Proposal 6 would prevent any new international bridge from being built without a statewide vote. Which is a laugh, since the Morouns own enough state lawmakers to prevent any referendum from ever getting on the ballot.
If they win, it's bad news for the rest of us. Anyone who takes any time to understand what's really going on here is apt to be blown away by the nakedness of the Moroun family's lies.
Here's the scoop: Every major corporation wants a new bridge over the Detroit River. Every politician not on the take from Matty Moroun knows a new bridge is necessary.
The economies of Michigan and Ontario are terribly dependent on trade. Billions of dollars' worth of heavy manufacturing components cross the Ambassador Bridge every year. But it was built in 1929, and it's wearing out.
If anything were to happen to it — say, a terrorist attack — there's no backup, and our economies would plunge into crisis. Incidentally, it takes years to build a new bridge.

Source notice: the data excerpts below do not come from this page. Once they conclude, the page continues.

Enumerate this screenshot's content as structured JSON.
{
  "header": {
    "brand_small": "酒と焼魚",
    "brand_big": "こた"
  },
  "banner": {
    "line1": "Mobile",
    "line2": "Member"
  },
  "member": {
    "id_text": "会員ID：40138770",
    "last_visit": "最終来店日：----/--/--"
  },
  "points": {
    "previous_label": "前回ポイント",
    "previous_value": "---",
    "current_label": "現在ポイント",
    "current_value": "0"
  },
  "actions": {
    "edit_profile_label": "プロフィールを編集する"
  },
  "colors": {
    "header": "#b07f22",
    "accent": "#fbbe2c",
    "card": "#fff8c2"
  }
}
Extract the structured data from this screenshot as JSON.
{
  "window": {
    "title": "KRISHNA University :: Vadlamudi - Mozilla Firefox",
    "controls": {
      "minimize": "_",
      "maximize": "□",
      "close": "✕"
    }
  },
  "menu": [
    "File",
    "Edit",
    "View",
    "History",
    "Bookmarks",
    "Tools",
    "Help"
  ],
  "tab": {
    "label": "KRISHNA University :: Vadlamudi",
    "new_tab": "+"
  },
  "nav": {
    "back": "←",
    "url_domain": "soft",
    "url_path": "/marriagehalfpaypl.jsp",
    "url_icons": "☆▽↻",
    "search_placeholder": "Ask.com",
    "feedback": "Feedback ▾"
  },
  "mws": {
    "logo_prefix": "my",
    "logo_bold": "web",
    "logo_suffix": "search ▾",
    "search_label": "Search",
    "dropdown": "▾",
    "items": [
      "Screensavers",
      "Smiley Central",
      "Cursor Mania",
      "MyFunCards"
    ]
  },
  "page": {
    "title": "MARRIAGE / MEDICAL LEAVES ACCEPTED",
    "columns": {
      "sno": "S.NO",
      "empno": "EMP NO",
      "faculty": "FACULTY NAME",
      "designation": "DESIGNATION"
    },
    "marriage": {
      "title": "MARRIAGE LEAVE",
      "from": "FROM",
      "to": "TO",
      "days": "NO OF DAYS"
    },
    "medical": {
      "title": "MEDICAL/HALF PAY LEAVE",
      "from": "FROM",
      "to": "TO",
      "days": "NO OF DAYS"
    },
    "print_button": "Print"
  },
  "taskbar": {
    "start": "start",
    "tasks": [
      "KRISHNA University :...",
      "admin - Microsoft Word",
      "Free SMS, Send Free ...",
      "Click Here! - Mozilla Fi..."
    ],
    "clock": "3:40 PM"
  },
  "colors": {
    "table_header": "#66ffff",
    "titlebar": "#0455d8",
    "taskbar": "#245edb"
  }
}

Knowing that, those who really care about our future want to build one now. The new bridge is even more important for Canada than the United States — so much so, that they've offered us one of the world's all-time sweetheart deals.
Canada will make sure we get the bridge, free of charge. Actually, it's a much better deal than that. Canada will shell out the estimated $550 million the bridge will cost Michigan.
Eventually, we'll pay that back to them — without interest — from our share of the tolls collected. But we get an added bonus: If Michigan accepts Canada's money, Washington will allow us to count it as federal highway matching funds.
That means we get an extra $2.2 billion dollars from Washington to fix Michigan's crumbling roads. Obviously, our federal government knows we need a new bridge.
But that doesn't please Moroun. He and his paid mouthpieces, Dan Stamper and Mickey Blashfield, are capable of saying in the same sentence that a new bridge isn't needed — and that they want to build another one, right next to theirs.
Idiots who have been fooled by them sometimes say, "Yeah, why not let them build it? Private enterprise is better."
But there are a few small problems. The Morouns don't own enough necessary land on either side of the border. Plus, there's no way Canada would or should let him twin his bridge. It would be a logistical and environmental disaster.
Heavy trucks crossing the Ambassador now face 16 traffic lights and horrendous backups before ever making it to the freeway.